“Great and long suffering is the patience of God, but yet he eventually executes judgement.”

In such a time of global political divisions and turmoils, the gospel text for the third Sunday in Lent points us to a troubling political report informing Jesus that Pilate has killed a group of Galileans. Jesus turns the ‘tables on the conversation and warns that they are the ones who risk judgement if they do not choose to act promptly. They should worry less about the sins of others and more about their own need for confession. Unless they repent, they will all perish.’ The reflection is that, it is possible to be focused on judging the lives of other people whose actions and stories are seen or told in the community of news, ‘that we avoid examining our own soul.’ Jesus’ response continue to challenge us today to examine our own hearts with a sense of urgency. Transfiguring Lent calls us to urgent repentance just as Jesus continues to call you and I to humble ourselves before God in genuine contrition.

The first part of today’s gospel text focuses on two disasters. The first has to do with the story of the Roman governor Pilate mixing the blood of eighteen Galileans with their sacrifices. The question is, ‘were they greater sinners than other Galileans?’ The expected judgement is ‘for some righteous anger directed at the oppressive governor, but Jesus turns the question on the questioners, and suggests that if they don’t repent something similar might befall them.’ The reflection is that, “… the time is come that judgement must begin at the house of God: and if it first begin at us, what shall the end of those who do not obey the gospel of God?’ (1 Pet 4:17).
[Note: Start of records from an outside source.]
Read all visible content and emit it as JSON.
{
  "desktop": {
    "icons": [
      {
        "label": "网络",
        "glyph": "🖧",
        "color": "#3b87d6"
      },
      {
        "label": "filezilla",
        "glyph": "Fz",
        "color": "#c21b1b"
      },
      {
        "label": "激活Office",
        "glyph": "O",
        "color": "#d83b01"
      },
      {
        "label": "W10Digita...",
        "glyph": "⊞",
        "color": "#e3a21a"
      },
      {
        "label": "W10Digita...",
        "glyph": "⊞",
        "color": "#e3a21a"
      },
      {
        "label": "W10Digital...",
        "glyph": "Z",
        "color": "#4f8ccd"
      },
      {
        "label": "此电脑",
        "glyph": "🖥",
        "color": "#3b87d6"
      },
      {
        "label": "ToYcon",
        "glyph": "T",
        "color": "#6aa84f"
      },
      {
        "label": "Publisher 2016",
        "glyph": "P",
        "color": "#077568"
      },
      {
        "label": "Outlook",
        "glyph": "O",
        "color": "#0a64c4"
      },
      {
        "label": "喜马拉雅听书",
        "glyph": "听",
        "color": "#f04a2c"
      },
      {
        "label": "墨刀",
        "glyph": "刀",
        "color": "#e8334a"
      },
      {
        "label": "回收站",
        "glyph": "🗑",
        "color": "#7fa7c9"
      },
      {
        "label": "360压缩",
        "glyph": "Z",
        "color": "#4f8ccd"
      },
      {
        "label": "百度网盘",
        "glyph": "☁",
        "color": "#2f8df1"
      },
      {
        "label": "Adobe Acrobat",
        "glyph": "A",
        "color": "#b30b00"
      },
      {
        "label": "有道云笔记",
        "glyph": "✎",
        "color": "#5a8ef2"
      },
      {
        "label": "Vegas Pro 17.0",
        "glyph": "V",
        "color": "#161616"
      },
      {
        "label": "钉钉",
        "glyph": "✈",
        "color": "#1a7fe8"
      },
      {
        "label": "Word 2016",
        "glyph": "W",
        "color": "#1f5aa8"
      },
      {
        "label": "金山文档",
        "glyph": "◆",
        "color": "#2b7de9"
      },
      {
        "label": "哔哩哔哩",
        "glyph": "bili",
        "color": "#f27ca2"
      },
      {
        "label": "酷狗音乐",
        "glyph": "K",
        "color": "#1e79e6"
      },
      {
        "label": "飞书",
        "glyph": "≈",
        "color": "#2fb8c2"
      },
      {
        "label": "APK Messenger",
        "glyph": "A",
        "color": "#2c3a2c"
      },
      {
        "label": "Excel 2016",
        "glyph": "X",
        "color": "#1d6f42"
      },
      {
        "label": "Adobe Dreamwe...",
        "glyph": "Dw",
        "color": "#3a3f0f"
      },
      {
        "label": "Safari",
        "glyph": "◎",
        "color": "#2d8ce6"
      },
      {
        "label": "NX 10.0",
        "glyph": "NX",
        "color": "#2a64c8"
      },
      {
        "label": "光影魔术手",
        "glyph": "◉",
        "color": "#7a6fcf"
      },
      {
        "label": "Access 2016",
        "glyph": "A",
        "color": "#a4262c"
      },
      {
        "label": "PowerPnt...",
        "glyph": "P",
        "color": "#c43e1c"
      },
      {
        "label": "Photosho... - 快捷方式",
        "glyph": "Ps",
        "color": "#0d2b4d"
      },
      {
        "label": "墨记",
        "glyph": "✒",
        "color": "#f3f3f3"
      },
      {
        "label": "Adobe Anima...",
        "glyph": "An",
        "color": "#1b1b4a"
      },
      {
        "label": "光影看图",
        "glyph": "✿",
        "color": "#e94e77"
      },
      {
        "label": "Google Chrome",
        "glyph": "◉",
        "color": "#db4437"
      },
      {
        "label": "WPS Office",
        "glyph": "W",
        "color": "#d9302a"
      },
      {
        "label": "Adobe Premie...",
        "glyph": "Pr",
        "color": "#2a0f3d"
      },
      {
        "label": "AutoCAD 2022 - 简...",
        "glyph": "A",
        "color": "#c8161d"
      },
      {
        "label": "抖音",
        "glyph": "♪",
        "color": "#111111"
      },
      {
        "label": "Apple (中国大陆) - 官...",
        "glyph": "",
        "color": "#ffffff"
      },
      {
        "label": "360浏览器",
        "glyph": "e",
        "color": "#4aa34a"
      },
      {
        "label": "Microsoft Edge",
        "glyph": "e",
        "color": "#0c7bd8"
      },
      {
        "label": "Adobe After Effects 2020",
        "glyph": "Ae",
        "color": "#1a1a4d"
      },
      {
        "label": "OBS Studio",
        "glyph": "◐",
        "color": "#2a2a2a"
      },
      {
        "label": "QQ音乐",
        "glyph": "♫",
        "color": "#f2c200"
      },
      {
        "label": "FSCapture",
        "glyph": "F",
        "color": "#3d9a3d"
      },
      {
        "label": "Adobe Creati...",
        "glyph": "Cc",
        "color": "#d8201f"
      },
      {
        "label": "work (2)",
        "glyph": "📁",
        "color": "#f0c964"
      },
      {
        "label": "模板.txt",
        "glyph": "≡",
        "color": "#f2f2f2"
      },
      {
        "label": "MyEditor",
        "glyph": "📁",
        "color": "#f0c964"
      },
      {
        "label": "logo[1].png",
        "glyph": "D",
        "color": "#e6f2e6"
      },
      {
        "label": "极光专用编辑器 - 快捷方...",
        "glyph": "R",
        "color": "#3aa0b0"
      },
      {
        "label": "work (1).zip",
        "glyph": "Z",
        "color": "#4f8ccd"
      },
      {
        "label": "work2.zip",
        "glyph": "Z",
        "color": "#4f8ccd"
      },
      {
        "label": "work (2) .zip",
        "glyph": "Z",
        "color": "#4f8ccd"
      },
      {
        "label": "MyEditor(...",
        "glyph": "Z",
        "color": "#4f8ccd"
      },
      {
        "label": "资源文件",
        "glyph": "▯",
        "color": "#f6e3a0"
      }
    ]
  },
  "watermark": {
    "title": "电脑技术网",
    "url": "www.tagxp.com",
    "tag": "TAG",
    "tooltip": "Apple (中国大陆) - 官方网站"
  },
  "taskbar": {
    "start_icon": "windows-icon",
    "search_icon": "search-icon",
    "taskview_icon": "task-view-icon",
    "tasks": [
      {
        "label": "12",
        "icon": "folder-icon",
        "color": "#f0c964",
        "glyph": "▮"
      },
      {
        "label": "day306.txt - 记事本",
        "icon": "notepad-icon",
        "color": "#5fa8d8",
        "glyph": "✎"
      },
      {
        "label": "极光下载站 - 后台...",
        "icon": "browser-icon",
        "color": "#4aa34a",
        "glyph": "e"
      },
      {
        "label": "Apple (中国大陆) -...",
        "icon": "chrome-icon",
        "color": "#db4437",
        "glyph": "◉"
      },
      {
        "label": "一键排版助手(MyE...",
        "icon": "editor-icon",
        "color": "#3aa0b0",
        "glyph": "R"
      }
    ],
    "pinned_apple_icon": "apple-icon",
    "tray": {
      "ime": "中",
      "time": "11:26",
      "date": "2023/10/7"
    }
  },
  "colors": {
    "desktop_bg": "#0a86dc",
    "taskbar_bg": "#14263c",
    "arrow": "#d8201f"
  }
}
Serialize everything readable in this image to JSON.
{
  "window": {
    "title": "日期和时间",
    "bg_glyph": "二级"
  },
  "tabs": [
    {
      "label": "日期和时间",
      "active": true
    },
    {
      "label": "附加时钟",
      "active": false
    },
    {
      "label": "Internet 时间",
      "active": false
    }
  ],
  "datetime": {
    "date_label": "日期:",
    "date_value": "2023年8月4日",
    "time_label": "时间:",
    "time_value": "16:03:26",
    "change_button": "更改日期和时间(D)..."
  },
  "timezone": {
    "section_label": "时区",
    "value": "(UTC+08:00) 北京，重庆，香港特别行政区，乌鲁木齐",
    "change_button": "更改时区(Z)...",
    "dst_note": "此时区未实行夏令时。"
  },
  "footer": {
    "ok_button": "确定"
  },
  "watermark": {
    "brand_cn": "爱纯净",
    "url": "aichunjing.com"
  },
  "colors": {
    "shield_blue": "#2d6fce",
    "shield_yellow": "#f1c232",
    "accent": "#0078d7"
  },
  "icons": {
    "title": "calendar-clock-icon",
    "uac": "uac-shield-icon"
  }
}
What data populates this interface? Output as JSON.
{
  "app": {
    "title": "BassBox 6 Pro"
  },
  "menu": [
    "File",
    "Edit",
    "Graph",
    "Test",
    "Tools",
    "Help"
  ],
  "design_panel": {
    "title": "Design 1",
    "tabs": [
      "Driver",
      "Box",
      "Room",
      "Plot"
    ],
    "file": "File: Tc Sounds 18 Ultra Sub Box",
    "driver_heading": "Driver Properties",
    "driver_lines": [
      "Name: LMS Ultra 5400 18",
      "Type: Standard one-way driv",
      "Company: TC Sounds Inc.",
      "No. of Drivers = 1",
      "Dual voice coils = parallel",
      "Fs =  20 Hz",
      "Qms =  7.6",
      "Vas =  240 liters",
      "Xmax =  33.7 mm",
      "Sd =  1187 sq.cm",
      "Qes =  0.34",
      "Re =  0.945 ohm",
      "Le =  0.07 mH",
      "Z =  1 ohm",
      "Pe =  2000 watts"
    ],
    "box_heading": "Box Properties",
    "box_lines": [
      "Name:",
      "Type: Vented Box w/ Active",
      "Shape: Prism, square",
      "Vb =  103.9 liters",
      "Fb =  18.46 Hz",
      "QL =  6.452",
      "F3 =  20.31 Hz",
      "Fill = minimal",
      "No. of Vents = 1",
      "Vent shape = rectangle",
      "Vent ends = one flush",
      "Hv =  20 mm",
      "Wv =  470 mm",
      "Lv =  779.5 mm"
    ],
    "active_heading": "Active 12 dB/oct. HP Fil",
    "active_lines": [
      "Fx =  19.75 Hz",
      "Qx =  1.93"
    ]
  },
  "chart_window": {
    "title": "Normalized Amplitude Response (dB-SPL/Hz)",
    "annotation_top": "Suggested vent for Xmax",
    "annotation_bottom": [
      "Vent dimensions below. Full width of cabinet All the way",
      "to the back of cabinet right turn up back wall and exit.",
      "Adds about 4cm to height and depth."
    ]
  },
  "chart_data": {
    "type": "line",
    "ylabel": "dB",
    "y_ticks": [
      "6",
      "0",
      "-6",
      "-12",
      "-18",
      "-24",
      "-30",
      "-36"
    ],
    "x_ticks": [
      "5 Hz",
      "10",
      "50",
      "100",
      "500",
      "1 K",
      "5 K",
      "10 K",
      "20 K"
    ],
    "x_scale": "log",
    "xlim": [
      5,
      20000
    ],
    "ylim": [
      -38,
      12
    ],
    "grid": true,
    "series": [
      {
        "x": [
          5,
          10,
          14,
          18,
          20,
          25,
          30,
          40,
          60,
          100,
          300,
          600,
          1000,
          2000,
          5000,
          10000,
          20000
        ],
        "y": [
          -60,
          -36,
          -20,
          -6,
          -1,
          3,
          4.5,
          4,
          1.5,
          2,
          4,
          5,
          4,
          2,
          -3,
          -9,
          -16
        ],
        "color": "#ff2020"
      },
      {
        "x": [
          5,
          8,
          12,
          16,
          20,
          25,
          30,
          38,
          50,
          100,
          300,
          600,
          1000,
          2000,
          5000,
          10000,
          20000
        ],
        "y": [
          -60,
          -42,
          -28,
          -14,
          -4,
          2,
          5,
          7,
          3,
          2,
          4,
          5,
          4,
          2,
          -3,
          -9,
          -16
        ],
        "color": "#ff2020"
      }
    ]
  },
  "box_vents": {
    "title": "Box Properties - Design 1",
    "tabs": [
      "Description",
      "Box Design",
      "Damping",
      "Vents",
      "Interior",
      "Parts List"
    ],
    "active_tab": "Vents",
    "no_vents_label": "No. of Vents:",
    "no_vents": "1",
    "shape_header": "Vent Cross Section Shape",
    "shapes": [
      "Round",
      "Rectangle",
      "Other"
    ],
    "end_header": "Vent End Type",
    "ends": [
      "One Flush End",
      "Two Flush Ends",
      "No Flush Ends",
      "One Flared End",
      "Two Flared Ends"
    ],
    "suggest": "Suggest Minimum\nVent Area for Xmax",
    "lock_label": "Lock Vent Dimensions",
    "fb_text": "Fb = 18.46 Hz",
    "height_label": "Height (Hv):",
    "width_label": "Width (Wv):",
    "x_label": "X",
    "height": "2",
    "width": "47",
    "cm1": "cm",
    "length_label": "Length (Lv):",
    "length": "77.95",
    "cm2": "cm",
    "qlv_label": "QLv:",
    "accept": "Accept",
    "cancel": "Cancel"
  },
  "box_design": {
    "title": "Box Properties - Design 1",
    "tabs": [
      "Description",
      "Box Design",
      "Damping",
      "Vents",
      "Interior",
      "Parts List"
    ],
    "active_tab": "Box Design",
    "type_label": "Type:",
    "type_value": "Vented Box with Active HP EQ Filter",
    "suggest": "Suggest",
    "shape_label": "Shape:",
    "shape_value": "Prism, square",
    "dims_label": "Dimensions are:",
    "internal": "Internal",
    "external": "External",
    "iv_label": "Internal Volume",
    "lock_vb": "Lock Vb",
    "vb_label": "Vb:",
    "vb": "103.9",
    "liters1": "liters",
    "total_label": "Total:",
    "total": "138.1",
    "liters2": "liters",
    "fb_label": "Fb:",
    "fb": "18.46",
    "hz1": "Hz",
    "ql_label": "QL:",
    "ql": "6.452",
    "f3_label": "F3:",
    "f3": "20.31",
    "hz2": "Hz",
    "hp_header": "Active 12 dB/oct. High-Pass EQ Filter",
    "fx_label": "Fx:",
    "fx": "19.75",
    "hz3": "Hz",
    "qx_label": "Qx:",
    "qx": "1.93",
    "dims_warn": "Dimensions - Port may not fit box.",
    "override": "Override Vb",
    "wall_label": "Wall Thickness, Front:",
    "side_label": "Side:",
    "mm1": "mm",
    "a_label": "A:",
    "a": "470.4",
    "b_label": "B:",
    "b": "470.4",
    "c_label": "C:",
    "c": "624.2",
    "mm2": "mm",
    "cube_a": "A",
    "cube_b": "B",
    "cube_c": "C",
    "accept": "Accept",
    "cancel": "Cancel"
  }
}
Transfiguring Lent invites the church and especially a person of Christian faith to act in a way that accords with their undiluted biblical faith, confession, and profession. The second part of the gospel deals with fruit bearing. The question is, how does one’s actions and words reflect the gospel?  It is on record that Pope Francis entered the political fray recently suggesting that building walls (on the Mexican-American border) isn’t a Christian act. This proved offensive to some people. In this season of Lent, the church has an opportunity to seek repentance and renewal in order to overcome the parable of the barren fig tree. With reference to the Old Testament usage of the fig tree as a metaphor for Judah and Jerusalem, the barren fig tree in Luke 13 resonates with God’s people, who are not bearing the fruit of repentance (Jer 8:13, 24:1-10, Micah 7:1, Hosea 9:10).

Culpepper’s contribution on the parable of the fig tree invites us to consider the gift of another year of life and service as an act of God’s mercy. John the Baptist declared that the ax lay at the root, poised to strike. Any tree that did not bear fruit would be cut down. In Jesus’ parable, however, the gardener pleads for and is granted one more year. Culpepper said, “What would you do if you had only a year left to live, only a short time in which to make up for wrongs done and opportunities missed? How important that year might be! The lesson of the fig tree is a challenge to live each day as a gift from God. Live each day in such a way that you will have no fear of giving an account for how you have used God’s gift.”

Transfiguring Lent reminds us that stories of judgement and repentance are very important as they were in Jesus’ time. The seductions of today’s culture continue to make the stories and preaching on repentance and judgement offensive, hence they are no more popular. Richard Jensen explained that, ‘repentance is not a fruit problem; it is a root problem. It is the root of who we are that is a problem in God’s eyes.’ According to Jensen, ‘repentance cannot be composed of “I can” statements. “I have sinned God. I am sorry God. I can do better.” Repentance, rather, must be composed of “I can’t” statements. “I have sinned, God. I am sorry. God, I’ve tried and tried and tried but I just don’t produce good fruit. I can’t seem to do better. I need your Vine-dresser to work on the roots of my life. Give me a new life, God. Give me your life. I can’t. You can.”

John Wesley’s explanation on God as the Father that “had the vineyard, and Christ by him that kept it: or Christ himself is he that hath it, and his ministers they that keep it,” helps us to understand more that the barren fig tree represents the people of God, including Jesus’ listeners, who are not bearing the fruit of repentance. Jesus, in his role as the gardener is still pleading through his presence among them, including his teachings and miraculous works. The reflection is that, time is limited. Just as a healthy plant grows outward into the light, a healthy church grows toward the Light and Jesus is the True Light. The church is on a mission. Planted in God, and as branches of and circuit of Jesus, we are called to be fruitful conduit of the divine grace into the world. Indeed, a circuit is a conduit of the divine grace into the world, home and marketplaces. Enough of the seductions of today’s world that continue to resist ‘the invasion of God; we prefer to go our own way; we cling to our own prerogatives and our own narrow freedom. And the result is lifelessness … like being “lost in a dark wood.” The barren fig-tree is the object of God’s displeasure; God cannot bear with a fruitless church or leadership. Remember, as it was for that barren fig tree, there will be an accounting.

O Lord, break and deliver the church from negligence, and too much uncircumspectness (Eze 44:7, 8, Jude 4, Eph 5:15).